Second Mistake. The messengers probably won’t matter, however, because the news is focused on Jared Kushner’s testimony to the Senate investigators today. The Reboot will come and go with most of the nation not noticing.

Third Mistake. The Rollout features three main ideas: One, the Dems commit to creating 10 million full-time, good-paying jobs in the next five years, or I assume in whatever five-year period follows implementation of the Democratic plan to do this. Two, Dems will fight monopolies and big corporate mergers. Three, they pledge to lower the cost of prescription drugs.

Excuse me while I yawn. If you have trouble falling asleep, skip the Ambien and just read the Great Democratic Reboot to yourself. It’s non habit forming, I promise.

Now, I’m not saying these are not worthy goals; of course, they are. But to working-class folks this is going to come across as more blah blah blah.

Jeff Stein wrote at Vox:

Not everyone will be thrilled with this strategy. Centrists in the party may worry that this tactic risks making Democrats look like far-left ideologues, and argue that the party lost last fall because its leader was already seen as too far to the left for most voters.

That anyone would consider those three points to be “far left” tells you how out to lunch too many Democrats are.

And those closer to the Bernie Sanders (I-VT) wing of the party will charge that Democrats have still done little to shake their ties to elite donors and should much more firmly embrace universal programs, like a single-payer health care model and free college tuition for all.

I wrote last week why I thought Democrats ought to be making all the noise they can about health care right now. Another shovel-ready issue Dems ought to be talking about is infrastructure.  The Reboot plan does mention infrastructure, but IMO it should be more prominent.

The U.S. is sitting on a $4 trillion infrastructure time bomb, the BBC says, as our roads and bridges and dams and tunnels and the power grid and airports and public transportation systems rot from underfunding and neglect. Why aren’t we putting the nation to work fixing this stuff? This is something tangible and understandable; vague bleats about jobs in a generic sense comes across as empty promises.

Democrats may think they already tried to sell that idea back in 2009, but most people here in red state land heard little about it except that it would cost a lot of money.
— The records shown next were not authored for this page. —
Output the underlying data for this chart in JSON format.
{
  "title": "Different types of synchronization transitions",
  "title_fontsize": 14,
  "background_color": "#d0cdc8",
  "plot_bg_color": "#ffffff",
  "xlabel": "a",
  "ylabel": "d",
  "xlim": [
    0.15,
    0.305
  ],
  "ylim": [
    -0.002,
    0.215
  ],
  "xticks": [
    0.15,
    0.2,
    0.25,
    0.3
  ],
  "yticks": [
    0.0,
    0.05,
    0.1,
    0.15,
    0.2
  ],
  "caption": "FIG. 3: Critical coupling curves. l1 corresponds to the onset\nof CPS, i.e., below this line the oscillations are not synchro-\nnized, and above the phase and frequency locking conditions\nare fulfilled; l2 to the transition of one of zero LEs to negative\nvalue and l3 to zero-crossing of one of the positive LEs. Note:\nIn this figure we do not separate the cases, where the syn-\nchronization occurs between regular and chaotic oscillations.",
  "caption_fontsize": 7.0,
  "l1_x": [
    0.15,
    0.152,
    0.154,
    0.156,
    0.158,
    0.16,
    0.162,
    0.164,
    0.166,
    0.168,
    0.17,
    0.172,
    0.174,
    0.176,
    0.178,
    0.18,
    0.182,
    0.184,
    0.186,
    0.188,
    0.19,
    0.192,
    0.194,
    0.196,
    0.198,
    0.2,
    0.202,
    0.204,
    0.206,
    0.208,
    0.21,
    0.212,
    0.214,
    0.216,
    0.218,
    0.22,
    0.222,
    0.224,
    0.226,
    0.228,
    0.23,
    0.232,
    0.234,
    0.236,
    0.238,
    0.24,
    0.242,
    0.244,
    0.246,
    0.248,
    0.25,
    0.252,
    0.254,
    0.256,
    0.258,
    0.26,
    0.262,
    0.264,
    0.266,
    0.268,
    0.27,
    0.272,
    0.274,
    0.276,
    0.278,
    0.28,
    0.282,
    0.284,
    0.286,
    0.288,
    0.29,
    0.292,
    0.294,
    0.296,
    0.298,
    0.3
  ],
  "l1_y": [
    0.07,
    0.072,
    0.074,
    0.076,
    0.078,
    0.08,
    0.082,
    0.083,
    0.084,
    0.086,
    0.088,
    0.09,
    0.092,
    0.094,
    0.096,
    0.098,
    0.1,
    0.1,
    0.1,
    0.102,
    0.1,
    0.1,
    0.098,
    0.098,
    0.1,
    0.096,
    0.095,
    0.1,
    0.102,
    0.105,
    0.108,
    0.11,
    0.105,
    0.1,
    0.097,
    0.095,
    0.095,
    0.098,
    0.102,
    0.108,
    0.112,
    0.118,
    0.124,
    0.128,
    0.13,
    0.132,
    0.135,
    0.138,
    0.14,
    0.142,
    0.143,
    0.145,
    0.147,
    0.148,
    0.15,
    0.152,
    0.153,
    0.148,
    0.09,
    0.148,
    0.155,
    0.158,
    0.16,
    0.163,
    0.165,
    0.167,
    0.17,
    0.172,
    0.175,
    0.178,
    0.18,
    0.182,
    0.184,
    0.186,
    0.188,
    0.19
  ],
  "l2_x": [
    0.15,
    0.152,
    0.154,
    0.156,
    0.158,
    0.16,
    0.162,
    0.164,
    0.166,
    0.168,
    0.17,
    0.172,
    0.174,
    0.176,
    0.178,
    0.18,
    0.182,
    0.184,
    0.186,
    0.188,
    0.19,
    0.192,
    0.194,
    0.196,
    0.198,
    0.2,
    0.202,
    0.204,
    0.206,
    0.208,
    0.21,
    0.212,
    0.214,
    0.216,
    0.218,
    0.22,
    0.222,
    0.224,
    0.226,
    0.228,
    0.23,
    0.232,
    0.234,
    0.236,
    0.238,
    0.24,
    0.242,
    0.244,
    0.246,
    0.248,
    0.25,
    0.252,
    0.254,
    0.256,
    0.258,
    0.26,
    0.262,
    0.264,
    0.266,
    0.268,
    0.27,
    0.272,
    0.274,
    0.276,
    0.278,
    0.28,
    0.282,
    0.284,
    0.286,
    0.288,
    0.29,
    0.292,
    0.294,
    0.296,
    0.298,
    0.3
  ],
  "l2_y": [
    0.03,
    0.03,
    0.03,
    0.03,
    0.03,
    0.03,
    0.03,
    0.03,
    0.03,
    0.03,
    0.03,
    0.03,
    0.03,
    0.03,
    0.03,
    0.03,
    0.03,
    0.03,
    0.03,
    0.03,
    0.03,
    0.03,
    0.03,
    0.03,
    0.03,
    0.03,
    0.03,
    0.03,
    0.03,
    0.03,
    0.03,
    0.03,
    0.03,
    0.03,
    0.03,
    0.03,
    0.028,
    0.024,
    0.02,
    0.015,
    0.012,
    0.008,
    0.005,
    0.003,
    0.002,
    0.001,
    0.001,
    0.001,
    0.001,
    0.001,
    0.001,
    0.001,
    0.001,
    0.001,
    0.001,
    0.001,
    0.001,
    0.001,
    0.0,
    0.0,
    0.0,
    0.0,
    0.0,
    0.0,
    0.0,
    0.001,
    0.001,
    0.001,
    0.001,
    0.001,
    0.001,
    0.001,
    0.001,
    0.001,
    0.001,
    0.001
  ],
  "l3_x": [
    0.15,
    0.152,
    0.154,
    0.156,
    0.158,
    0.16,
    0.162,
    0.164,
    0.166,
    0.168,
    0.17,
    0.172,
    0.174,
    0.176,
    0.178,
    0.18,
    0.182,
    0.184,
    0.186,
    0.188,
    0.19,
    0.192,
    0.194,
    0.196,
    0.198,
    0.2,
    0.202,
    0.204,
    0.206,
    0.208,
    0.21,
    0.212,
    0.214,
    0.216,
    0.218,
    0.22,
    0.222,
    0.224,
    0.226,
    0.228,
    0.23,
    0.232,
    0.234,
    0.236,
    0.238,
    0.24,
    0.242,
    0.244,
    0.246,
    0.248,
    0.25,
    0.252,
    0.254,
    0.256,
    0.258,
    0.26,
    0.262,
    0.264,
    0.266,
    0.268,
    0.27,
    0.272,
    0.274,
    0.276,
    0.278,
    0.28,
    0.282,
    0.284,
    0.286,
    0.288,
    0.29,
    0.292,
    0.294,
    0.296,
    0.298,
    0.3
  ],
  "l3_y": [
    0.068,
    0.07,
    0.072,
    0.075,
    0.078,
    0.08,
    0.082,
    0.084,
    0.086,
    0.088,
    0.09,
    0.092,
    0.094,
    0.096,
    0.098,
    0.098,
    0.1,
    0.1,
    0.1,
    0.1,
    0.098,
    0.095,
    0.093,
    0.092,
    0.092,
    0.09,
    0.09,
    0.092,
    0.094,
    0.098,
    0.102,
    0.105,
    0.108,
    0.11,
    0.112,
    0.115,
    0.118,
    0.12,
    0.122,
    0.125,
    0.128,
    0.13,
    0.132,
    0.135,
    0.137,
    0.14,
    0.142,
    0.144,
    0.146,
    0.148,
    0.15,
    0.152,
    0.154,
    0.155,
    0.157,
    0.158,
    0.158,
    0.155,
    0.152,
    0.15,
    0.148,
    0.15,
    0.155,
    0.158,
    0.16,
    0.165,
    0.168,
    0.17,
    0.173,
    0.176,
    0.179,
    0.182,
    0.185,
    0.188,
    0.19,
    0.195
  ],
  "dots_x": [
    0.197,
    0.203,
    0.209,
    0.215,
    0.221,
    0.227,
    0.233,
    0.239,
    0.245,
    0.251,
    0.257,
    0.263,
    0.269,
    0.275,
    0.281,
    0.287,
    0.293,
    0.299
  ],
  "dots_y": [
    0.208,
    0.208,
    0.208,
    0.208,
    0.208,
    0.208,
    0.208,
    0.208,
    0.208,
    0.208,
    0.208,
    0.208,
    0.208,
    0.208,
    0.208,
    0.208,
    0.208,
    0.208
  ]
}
The big block to the plan, of course, is that it would be a big outlay of tax dollars (although once the bridges have collapsed and the roads are no longer drivable, we’ll end up spending more to rebuild them).  Donald Trump promised an infrastructure plan, but what little he ever trotted out amounted to tax incentives to private companies to fix infrastructure, which frankly makes no sense to me.

Other criticisms I’ve heard about an infrastructure plan is that the nation is short of skilled workers to carry it out. Okay, so train them. Also, all this rebuilding would take many years. Sounds like a feature, not a bug.

Back to health care — it’s criminal that the Dems don’t mention health care in their plans except for prescription drug prices.  And I had read they were going to endorse a $15 / hour minimum wage, but neither Schumer nor Pelosi mentioned that. Cold feet?

There are a lot of other policies I’d like to have seen, like maybe a pledge that next time the financial sector crashes the economy, people will be prosecuted for it. But IMO it’s more effective to pick one or two tangible programs to sell to people than a laundry list of vague intentions.

If Democrats think that just injecting some buzz about a rigged economy into their rhetoric is going win people over — especially with the same old faces delivering the message — I don’t think so.  And they’re going to have to get bolder, and more specific, and be willing to point out Republican failures in starker terms.